NEW DELHI: Adhering to its credo of “Leadership with Social Responsibility”, Lady Shri Ram College for Women has set up a centre for enhancing self-worth through self-reliance for students facing any kind of handicap, social or physical.

Inculcating a sense of social responsibility through reflection, engagement, empowerment and outreach, the college recently set up “Svavalamban” to support such students. “The centre supports students with visual impairment. We have got software installed in the computer for our visually impaired learners. ‘Svavalamban’ also imparts entrepreneurial skills to students through workshops on chocolate-making, art and craft materials, basket-making and candle-making,” said Dr. Kanika Khandelwal, media coordinator of the college.

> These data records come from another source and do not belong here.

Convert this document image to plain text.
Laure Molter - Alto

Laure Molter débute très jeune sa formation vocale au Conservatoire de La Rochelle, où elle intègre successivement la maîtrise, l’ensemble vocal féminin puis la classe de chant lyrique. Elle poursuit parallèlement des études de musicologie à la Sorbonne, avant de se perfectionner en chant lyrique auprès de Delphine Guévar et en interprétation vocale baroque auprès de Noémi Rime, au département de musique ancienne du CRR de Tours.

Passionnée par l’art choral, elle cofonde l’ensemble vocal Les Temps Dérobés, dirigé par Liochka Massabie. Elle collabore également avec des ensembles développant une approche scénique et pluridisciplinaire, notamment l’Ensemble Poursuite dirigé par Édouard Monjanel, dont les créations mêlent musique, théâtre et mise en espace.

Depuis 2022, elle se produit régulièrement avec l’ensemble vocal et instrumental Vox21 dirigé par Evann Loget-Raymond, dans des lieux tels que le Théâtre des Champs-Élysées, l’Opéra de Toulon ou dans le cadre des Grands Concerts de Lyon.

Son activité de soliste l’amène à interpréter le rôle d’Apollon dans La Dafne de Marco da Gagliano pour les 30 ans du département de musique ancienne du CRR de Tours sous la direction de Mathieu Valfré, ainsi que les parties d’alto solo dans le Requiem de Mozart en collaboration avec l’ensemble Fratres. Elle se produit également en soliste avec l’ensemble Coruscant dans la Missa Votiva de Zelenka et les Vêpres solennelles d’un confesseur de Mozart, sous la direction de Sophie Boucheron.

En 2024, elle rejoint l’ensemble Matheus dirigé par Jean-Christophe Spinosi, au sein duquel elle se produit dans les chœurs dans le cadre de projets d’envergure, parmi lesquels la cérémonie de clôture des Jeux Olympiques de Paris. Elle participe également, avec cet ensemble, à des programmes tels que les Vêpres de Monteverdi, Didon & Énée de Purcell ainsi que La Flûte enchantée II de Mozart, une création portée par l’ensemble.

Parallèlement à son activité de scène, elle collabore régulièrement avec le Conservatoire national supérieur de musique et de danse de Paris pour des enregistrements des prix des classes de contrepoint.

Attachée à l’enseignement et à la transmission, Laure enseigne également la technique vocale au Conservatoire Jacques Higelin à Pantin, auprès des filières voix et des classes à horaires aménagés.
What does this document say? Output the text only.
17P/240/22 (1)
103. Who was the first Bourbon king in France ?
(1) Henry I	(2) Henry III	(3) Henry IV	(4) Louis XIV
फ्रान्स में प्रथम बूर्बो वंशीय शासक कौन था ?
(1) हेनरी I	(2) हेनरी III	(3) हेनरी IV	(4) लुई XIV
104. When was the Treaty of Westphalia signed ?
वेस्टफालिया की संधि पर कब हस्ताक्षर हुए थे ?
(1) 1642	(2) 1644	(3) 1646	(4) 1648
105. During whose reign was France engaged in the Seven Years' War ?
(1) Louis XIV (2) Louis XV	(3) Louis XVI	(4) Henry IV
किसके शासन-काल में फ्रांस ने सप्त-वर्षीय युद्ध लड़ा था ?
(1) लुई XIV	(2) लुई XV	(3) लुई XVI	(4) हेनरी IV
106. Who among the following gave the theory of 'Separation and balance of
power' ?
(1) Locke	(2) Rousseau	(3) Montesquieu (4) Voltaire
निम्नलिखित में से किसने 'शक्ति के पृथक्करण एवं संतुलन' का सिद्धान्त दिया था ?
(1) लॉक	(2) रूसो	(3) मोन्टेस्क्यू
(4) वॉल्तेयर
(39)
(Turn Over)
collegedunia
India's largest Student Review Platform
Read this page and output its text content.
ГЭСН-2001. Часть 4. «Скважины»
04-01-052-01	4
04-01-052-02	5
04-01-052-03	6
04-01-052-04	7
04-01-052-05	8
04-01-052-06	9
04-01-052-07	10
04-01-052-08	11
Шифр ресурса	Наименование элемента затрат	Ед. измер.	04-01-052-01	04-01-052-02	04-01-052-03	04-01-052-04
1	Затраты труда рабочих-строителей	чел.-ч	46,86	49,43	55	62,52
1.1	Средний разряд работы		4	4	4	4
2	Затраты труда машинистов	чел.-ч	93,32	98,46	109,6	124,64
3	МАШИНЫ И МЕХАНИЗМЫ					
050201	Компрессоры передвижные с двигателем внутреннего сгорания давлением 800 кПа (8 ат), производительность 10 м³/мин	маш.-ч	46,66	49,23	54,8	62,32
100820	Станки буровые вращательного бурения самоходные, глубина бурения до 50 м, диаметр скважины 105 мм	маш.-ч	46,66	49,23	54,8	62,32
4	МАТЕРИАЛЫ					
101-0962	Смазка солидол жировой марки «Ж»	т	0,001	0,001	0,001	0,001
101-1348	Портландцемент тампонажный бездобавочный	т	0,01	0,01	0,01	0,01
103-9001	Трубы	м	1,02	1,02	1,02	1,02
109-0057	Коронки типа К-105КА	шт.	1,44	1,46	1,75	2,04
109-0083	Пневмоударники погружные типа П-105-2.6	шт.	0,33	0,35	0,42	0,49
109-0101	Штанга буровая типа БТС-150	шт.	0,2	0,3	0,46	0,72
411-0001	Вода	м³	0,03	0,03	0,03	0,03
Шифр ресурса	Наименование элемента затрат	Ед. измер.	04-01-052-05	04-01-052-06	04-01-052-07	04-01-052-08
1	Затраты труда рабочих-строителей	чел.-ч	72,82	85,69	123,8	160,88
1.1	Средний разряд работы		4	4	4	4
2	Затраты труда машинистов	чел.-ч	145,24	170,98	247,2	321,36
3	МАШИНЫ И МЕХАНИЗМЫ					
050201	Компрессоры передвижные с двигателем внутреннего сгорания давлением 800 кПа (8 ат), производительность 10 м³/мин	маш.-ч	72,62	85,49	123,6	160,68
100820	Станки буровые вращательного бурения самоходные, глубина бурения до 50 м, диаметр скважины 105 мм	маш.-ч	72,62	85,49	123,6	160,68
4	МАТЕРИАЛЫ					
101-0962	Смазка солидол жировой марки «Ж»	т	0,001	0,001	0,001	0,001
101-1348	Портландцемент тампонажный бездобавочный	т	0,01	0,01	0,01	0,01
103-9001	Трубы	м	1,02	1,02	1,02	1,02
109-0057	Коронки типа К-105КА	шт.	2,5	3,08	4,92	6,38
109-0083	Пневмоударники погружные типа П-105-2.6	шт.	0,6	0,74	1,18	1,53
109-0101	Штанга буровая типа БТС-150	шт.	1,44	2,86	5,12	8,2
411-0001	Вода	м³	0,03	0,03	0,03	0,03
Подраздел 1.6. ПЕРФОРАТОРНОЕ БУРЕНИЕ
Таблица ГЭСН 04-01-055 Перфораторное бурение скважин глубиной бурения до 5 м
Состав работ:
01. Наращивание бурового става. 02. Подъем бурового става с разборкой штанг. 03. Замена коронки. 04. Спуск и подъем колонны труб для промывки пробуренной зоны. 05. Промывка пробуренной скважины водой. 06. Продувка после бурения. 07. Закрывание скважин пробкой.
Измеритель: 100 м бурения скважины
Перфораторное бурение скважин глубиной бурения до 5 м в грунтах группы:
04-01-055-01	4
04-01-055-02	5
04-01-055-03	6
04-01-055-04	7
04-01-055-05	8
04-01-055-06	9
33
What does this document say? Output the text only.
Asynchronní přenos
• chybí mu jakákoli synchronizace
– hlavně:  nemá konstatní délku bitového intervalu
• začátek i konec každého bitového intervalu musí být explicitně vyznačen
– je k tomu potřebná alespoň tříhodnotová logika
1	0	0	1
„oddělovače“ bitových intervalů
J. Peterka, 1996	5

Apart from providing facilities for physically challenged students, “Svavlamban” also offers them various avenues for future employment. “It is like an ‘earn while you learn’ scheme for students. They will get some expertise in an area that interests them and also get to earn money at the same time. It is also a big confidence-boosting measure,” she added. “Svavlamban” has been set up under the college’s Reaffirming Equity Access Capacity and Humanism (REACH) programme. As an initiative, REACH was created at the college with support from the Foundation for Academic Excellence and Access (FAEA).

“REACH works as a change agent that empowers students with certain social and economic disadvantages by creating access and opportunities for them,” explained Dr. Khandelwal.Under the REACH initiative, the college holds free-of-cost workshops for its students like English Speaking, Personality Development and Computer Literacy. The college invites guest faculty to handle these workshops while college students serve as REACH coordinators. They are provided “handsome” financial scholarships and field trips are arranged for students attending these workshops.

‘Develop confidence’

“Being girl children from a particular background, they carry a certain baggage with them. Without being patronising or elitist and through various kinds of role-play, we attempt to make them feel confident about their being women,” added Dr. Khandelwal.